Telecommunications giant Optus faces potential civil penalties of up to $20.9 trillion after the Office of the Australian Information Commissioner (OAIC) sued the company over its 2022 data breach, alleging that it “did not take reasonable steps” to protect the data of 9.5 million customers.
Cybercriminals stole those customers’ personal data during the breach – including 2.1 million who were at high risk of identity theft after their driver licence and passport details were compromised – and ultimately demanded $US1 million before apologising and pulling the data from sale.
After an investigation, the privacy regulator now alleges that Optus “seriously interfered with the privacy” of the victims “by failing to take reasonable steps to protect their personal information from misuse, interference and loss, and from unauthorised access, modification, or disclosure.”
This, the OAIC claims, violates s13G of the Privacy Act 1988 – which provides for a penalty of up to $2.22 million per “serious” interference with privacy – and the OAIC said it will pursue damages for each of the 9.5 million affected customers, leading to theoretical civil damages of $20.9 trillion.
“The commencement of these proceedings confirms that the OAIC will take the action necessary to uphold the rights of the Australian community,” Australian Information Commissioner Elizabeth Tydd said in announcing the action.
Optus, her office alleges, “failed to adequately manage cybersecurity and information security risk in a manner commensurate with the nature and volume of personal information that Optus held, the size of Optus, and the risk profile of Optus.”
“Organisations hold personal information within legal requirements and based on trust,” Tydd said, adding that “the Australian community should have confidence that organisations will act accordingly – and if they don’t, the OAIC as regulator will act to secure those rights.”
The latest chapter in a sorry saga
The Optus breach was the first in a spate of horror mega-breaches, with millions of Australians compromised as attacks on the likes of Medibank and Latitude Financial drove the government to crack down on what Minister for Cybersecurity Clare O’Neil famously called “scumbags”.
This led to calls for new cybersecurity rules, an increase in the maximum penalty for a data breach to $50 million, the passage last year of a formal Cyber Security Act, and remediation such as free credit monitoring and replacement of customer ID documents.
The $50 million penalty doesn’t apply in this case, the OAIC said, because that legislation didn’t come into effect until December 2022 and the alleged contraventions occurred between 17 October 2019 and 20 September 2022.

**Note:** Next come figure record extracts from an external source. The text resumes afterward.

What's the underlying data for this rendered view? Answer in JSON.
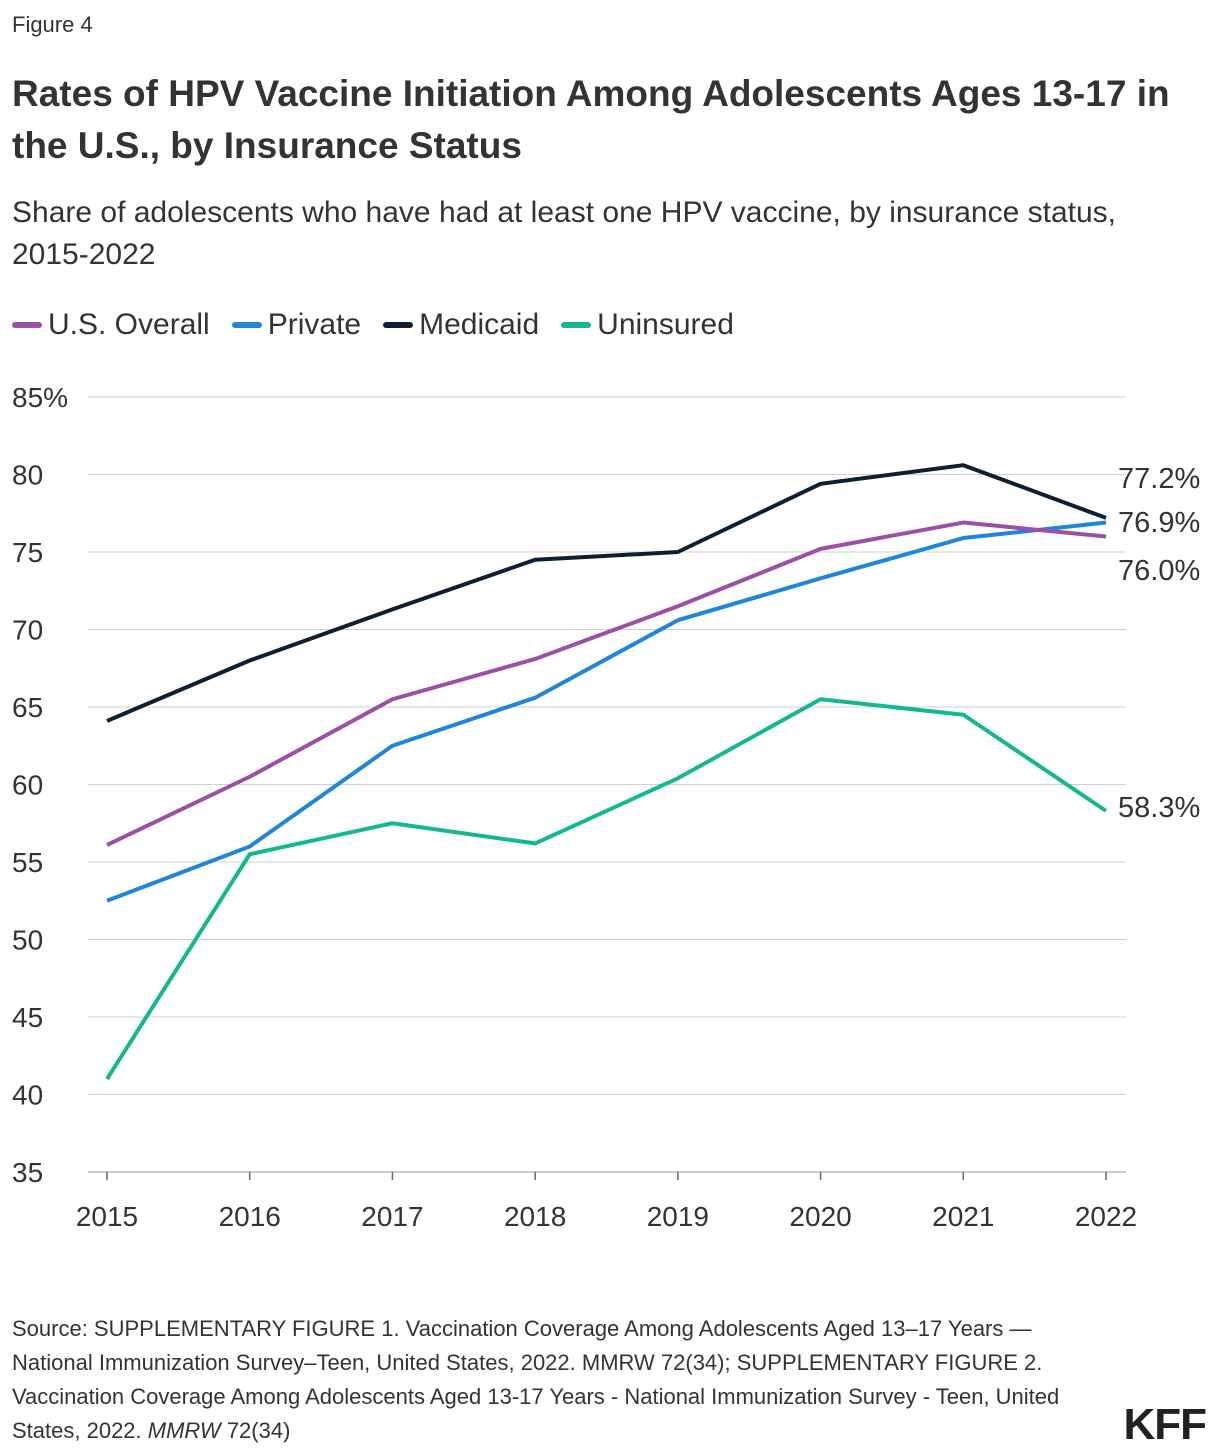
{
  "figure_label": "Figure 4",
  "title": "Rates of HPV Vaccine Initiation Among Adolescents Ages 13-17 in the U.S., by Insurance Status",
  "subtitle": "Share of adolescents who have had at least one HPV vaccine, by insurance status, 2015-2022",
  "source": "Source: SUPPLEMENTARY FIGURE 1. Vaccination Coverage Among Adolescents Aged 13–17 Years — National Immunization Survey–Teen, United States, 2022. MMRW 72(34); SUPPLEMENTARY FIGURE 2. Vaccination Coverage Among Adolescents Aged 13-17 Years - National Immunization Survey - Teen, United States, 2022.",
  "source_italic": "MMRW",
  "source_tail": " 72(34)",
  "logo": "KFF",
  "chart_data": {
    "type": "line",
    "x": [
      "2015",
      "2016",
      "2017",
      "2018",
      "2019",
      "2020",
      "2021",
      "2022"
    ],
    "ylim": [
      35,
      85
    ],
    "yticks": [
      "35",
      "40",
      "45",
      "50",
      "55",
      "60",
      "65",
      "70",
      "75",
      "80",
      "85%"
    ],
    "grid": true,
    "legend_placement": "top-left",
    "series": [
      {
        "name": "U.S. Overall",
        "color": "#9b4fa5",
        "values": [
          56.1,
          60.5,
          65.5,
          68.1,
          71.5,
          75.2,
          76.9,
          76.0
        ],
        "end_label": "76.0%"
      },
      {
        "name": "Private",
        "color": "#1f86d8",
        "values": [
          52.5,
          56.0,
          62.5,
          65.6,
          70.6,
          73.3,
          75.9,
          76.9
        ],
        "end_label": "76.9%"
      },
      {
        "name": "Medicaid",
        "color": "#0d1f33",
        "values": [
          64.1,
          68.0,
          71.3,
          74.5,
          75.0,
          79.4,
          80.6,
          77.2
        ],
        "end_label": "77.2%"
      },
      {
        "name": "Uninsured",
        "color": "#14b88f",
        "values": [
          41.0,
          55.5,
          57.5,
          56.2,
          60.4,
          65.5,
          64.5,
          58.3
        ],
        "end_label": "58.3%"
      }
    ]
  }
}
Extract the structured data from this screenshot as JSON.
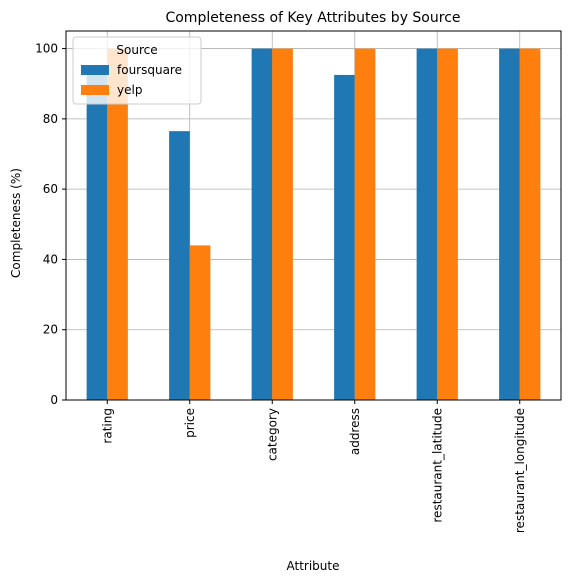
{
  "chart_data": {
    "type": "bar",
    "title": "Completeness of Key Attributes by Source",
    "xlabel": "Attribute",
    "ylabel": "Completeness (%)",
    "categories": [
      "rating",
      "price",
      "category",
      "address",
      "restaurant_latitude",
      "restaurant_longitude"
    ],
    "series": [
      {
        "name": "foursquare",
        "color": "#1f77b4",
        "values": [
          93,
          76.5,
          100,
          92.5,
          100,
          100
        ]
      },
      {
        "name": "yelp",
        "color": "#ff7f0e",
        "values": [
          100,
          44,
          100,
          100,
          100,
          100
        ]
      }
    ],
    "ylim": [
      0,
      105
    ],
    "yticks": [
      0,
      20,
      40,
      60,
      80,
      100
    ],
    "grid": true,
    "legend": {
      "title": "Source",
      "placement": "top-left"
    }
  }
}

Cybercriminals exploited the stolen Medibank data in over 11,000 known fraud incidents, while the Optus data has been linked to over 300,000 fraud attempts.

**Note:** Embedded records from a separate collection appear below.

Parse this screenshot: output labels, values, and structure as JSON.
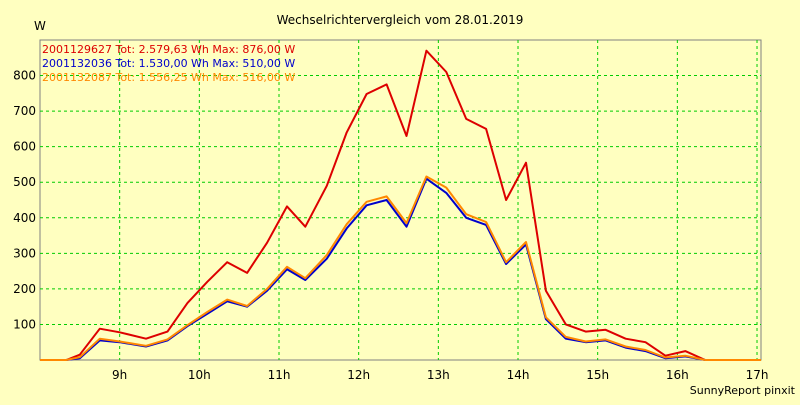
{
  "chart_data": {
    "type": "line",
    "title": "Wechselrichtervergleich vom 28.01.2019",
    "ylabel": "W",
    "xlabel": "",
    "xlim": [
      8.0,
      17.05
    ],
    "ylim": [
      0,
      900
    ],
    "x_ticks": [
      9,
      10,
      11,
      12,
      13,
      14,
      15,
      16,
      17
    ],
    "x_tick_labels": [
      "9h",
      "10h",
      "11h",
      "12h",
      "13h",
      "14h",
      "15h",
      "16h",
      "17h"
    ],
    "y_ticks": [
      100,
      200,
      300,
      400,
      500,
      600,
      700,
      800
    ],
    "y_tick_labels": [
      "100",
      "200",
      "300",
      "400",
      "500",
      "600",
      "700",
      "800"
    ],
    "grid": true,
    "legend_position": "top-left",
    "credit": "SunnyReport pinxit",
    "background_color": "#ffffc0",
    "grid_color": "#00cc00",
    "x": [
      8.0,
      8.33,
      8.5,
      8.75,
      9.0,
      9.33,
      9.6,
      9.85,
      10.1,
      10.35,
      10.6,
      10.85,
      11.1,
      11.33,
      11.6,
      11.85,
      12.1,
      12.35,
      12.6,
      12.85,
      13.1,
      13.35,
      13.6,
      13.85,
      14.1,
      14.35,
      14.6,
      14.85,
      15.1,
      15.35,
      15.6,
      15.85,
      16.1,
      16.35,
      16.6,
      17.05
    ],
    "series": [
      {
        "name": "2001129627",
        "legend_text": "2001129627 Tot: 2.579,63 Wh Max: 876,00 W",
        "color": "#dd0000",
        "values": [
          0,
          0,
          15,
          88,
          78,
          60,
          80,
          160,
          220,
          275,
          245,
          330,
          432,
          375,
          490,
          640,
          748,
          775,
          630,
          870,
          810,
          678,
          650,
          450,
          555,
          195,
          100,
          80,
          85,
          60,
          50,
          12,
          25,
          0,
          0,
          0
        ]
      },
      {
        "name": "2001132036",
        "legend_text": "2001132036 Tot: 1.530,00 Wh Max: 510,00 W",
        "color": "#0000cc",
        "values": [
          0,
          0,
          5,
          55,
          50,
          38,
          55,
          95,
          130,
          165,
          150,
          195,
          255,
          225,
          285,
          370,
          435,
          450,
          375,
          510,
          470,
          400,
          380,
          270,
          325,
          115,
          60,
          50,
          55,
          35,
          25,
          5,
          10,
          0,
          0,
          0
        ]
      },
      {
        "name": "2001132087",
        "legend_text": "2001132087 Tot: 1.556,25 Wh Max: 516,00 W",
        "color": "#ff8800",
        "values": [
          0,
          0,
          8,
          60,
          52,
          40,
          58,
          98,
          135,
          170,
          152,
          200,
          262,
          230,
          295,
          382,
          445,
          460,
          385,
          516,
          485,
          410,
          388,
          275,
          332,
          120,
          65,
          52,
          58,
          38,
          28,
          7,
          12,
          0,
          0,
          0
        ]
      }
    ]
  }
}
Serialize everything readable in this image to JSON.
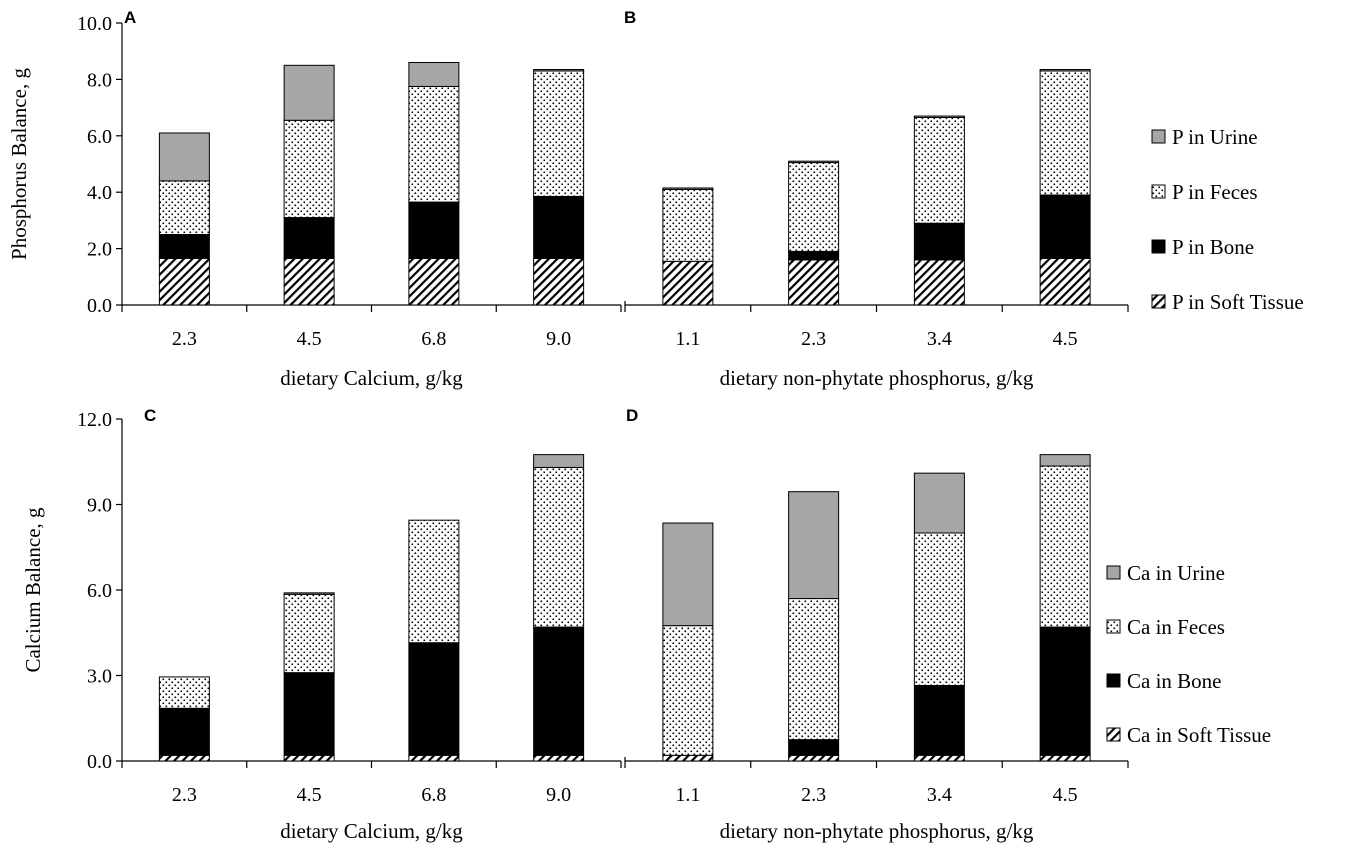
{
  "colors": {
    "urine": "#a6a6a6",
    "bone": "#000000",
    "axis": "#000000"
  },
  "patterns": {
    "feces": "dotted",
    "soft_tissue": "diagonal-hatch"
  },
  "chart_data": [
    {
      "panel": "A",
      "type": "bar",
      "stacked": true,
      "categories": [
        "2.3",
        "4.5",
        "6.8",
        "9.0"
      ],
      "xlabel": "dietary Calcium, g/kg",
      "ylabel": "Phosphorus Balance, g",
      "ylim": [
        0,
        10
      ],
      "yticks": [
        "0.0",
        "2.0",
        "4.0",
        "6.0",
        "8.0",
        "10.0"
      ],
      "series": [
        {
          "name": "P in Soft Tissue",
          "values": [
            1.65,
            1.65,
            1.65,
            1.65
          ]
        },
        {
          "name": "P in Bone",
          "values": [
            0.85,
            1.45,
            2.0,
            2.2
          ]
        },
        {
          "name": "P in Feces",
          "values": [
            1.9,
            3.45,
            4.1,
            4.45
          ]
        },
        {
          "name": "P in Urine",
          "values": [
            1.7,
            1.95,
            0.85,
            0.05
          ]
        }
      ]
    },
    {
      "panel": "B",
      "type": "bar",
      "stacked": true,
      "categories": [
        "1.1",
        "2.3",
        "3.4",
        "4.5"
      ],
      "xlabel": "dietary non-phytate phosphorus, g/kg",
      "ylim": [
        0,
        10
      ],
      "series": [
        {
          "name": "P in Soft Tissue",
          "values": [
            1.55,
            1.6,
            1.6,
            1.65
          ]
        },
        {
          "name": "P in Bone",
          "values": [
            0.0,
            0.3,
            1.3,
            2.25
          ]
        },
        {
          "name": "P in Feces",
          "values": [
            2.55,
            3.15,
            3.75,
            4.4
          ]
        },
        {
          "name": "P in Urine",
          "values": [
            0.05,
            0.05,
            0.05,
            0.05
          ]
        }
      ],
      "legend": [
        "P in Urine",
        "P in Feces",
        "P in Bone",
        "P in Soft Tissue"
      ],
      "legend_position": "right"
    },
    {
      "panel": "C",
      "type": "bar",
      "stacked": true,
      "categories": [
        "2.3",
        "4.5",
        "6.8",
        "9.0"
      ],
      "xlabel": "dietary Calcium, g/kg",
      "ylabel": "Calcium Balance, g",
      "ylim": [
        0,
        12
      ],
      "yticks": [
        "0.0",
        "3.0",
        "6.0",
        "9.0",
        "12.0"
      ],
      "series": [
        {
          "name": "Ca in Soft Tissue",
          "values": [
            0.2,
            0.2,
            0.2,
            0.2
          ]
        },
        {
          "name": "Ca in Bone",
          "values": [
            1.65,
            2.9,
            3.95,
            4.5
          ]
        },
        {
          "name": "Ca in Feces",
          "values": [
            1.1,
            2.75,
            4.3,
            5.6
          ]
        },
        {
          "name": "Ca in Urine",
          "values": [
            0.0,
            0.05,
            0.0,
            0.45
          ]
        }
      ]
    },
    {
      "panel": "D",
      "type": "bar",
      "stacked": true,
      "categories": [
        "1.1",
        "2.3",
        "3.4",
        "4.5"
      ],
      "xlabel": "dietary non-phytate phosphorus, g/kg",
      "ylim": [
        0,
        12
      ],
      "series": [
        {
          "name": "Ca in Soft Tissue",
          "values": [
            0.2,
            0.2,
            0.2,
            0.2
          ]
        },
        {
          "name": "Ca in Bone",
          "values": [
            0.0,
            0.55,
            2.45,
            4.5
          ]
        },
        {
          "name": "Ca in Feces",
          "values": [
            4.55,
            4.95,
            5.35,
            5.65
          ]
        },
        {
          "name": "Ca in Urine",
          "values": [
            3.6,
            3.75,
            2.1,
            0.4
          ]
        }
      ],
      "legend": [
        "Ca in Urine",
        "Ca in Feces",
        "Ca in Bone",
        "Ca in Soft Tissue"
      ],
      "legend_position": "right"
    }
  ]
}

Regulators have taken turns punishing breached companies, with ASIC suing firms like GetSwift and FIIG Securities while the OAIC last year filed charges against Medibank for its breach, which has already cost it over $125 million – not including a $250 million APRA penalty.

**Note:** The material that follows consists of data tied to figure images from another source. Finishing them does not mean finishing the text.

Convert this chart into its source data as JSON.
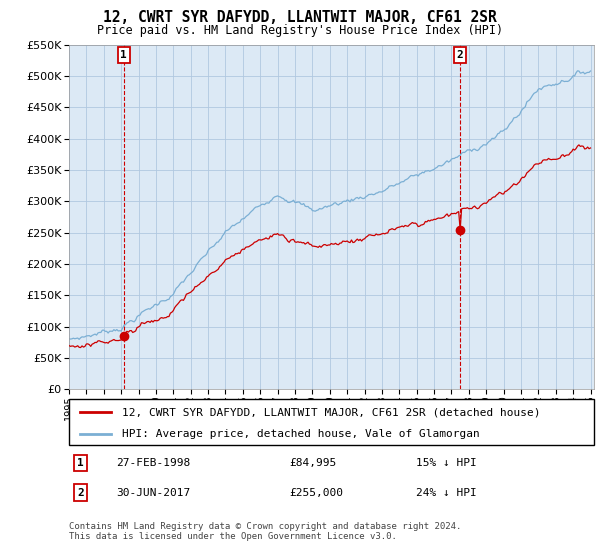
{
  "title": "12, CWRT SYR DAFYDD, LLANTWIT MAJOR, CF61 2SR",
  "subtitle": "Price paid vs. HM Land Registry's House Price Index (HPI)",
  "legend_line1": "12, CWRT SYR DAFYDD, LLANTWIT MAJOR, CF61 2SR (detached house)",
  "legend_line2": "HPI: Average price, detached house, Vale of Glamorgan",
  "annotation1_label": "1",
  "annotation1_date": "27-FEB-1998",
  "annotation1_price": "£84,995",
  "annotation1_hpi": "15% ↓ HPI",
  "annotation2_label": "2",
  "annotation2_date": "30-JUN-2017",
  "annotation2_price": "£255,000",
  "annotation2_hpi": "24% ↓ HPI",
  "footer": "Contains HM Land Registry data © Crown copyright and database right 2024.\nThis data is licensed under the Open Government Licence v3.0.",
  "hpi_color": "#7bafd4",
  "price_color": "#cc0000",
  "background_color": "#dce9f5",
  "grid_color": "#b0c8e0",
  "ylim": [
    0,
    550000
  ],
  "yticks": [
    0,
    50000,
    100000,
    150000,
    200000,
    250000,
    300000,
    350000,
    400000,
    450000,
    500000,
    550000
  ],
  "sale1_year": 1998.15,
  "sale1_value": 84995,
  "sale2_year": 2017.5,
  "sale2_value": 255000,
  "xlim_start": 1995,
  "xlim_end": 2025.2
}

The new lawsuit against Optus follows a separate ACMA lawsuit over the breach – which drove a surge in complaints to industry overseer the TIO – as well as a recent $100 million fine the ACCC negotiated with Optus after a separate action for unconscionable conduct about its sales practices.
Inadequate data protections risk major fines for companies, with Australian Privacy Commissioner Carly Kind warning that “all organisations holding personal information need to ensure they have strong data governance and security practices [that are] both thorough and embedded.”
Third-party risks continue to grow
Those risks have turned the Optus breach into a cautionary tale for businesses that create application programming interfaces (APIs) to integrate their cloud-based business services with those of third parties – with the breach effected through an unprotected, publicly available API.
“An API should never be public-facing if it facilitates access to sensitive internal data or permits interactions with core business operations,” UpGuard cybersecurity content writer Edward Kost noted in a postmortem that also flagged the risks of linking APIs to sensitive customer data.
Optus also committed a cardinal sin of data security by using incremental customer identifiers, Kost said, meaning “the hacker was able to complete the data breach much faster and at a much larger scale than would have been possible if unique customer identifiers had been used.”
For all the lessons learned, Optus has struggled to get ahead of the breach and its fallout – with CEO Kelly Bayer Rosmarin resigning after a major outage, just months later, that led to separate fines and saw Optus repeatedly named one of Australia’s least trusted companies.
Optus “will review and consider the matters raised” in the OAIC lawsuit and will respond “in due course,” a company spokesperson told Information Age.
“We strive every day to protect our customers’ information and have been working hard to minimise any impact the cyberattack may have had,” an Optus spokesperson said.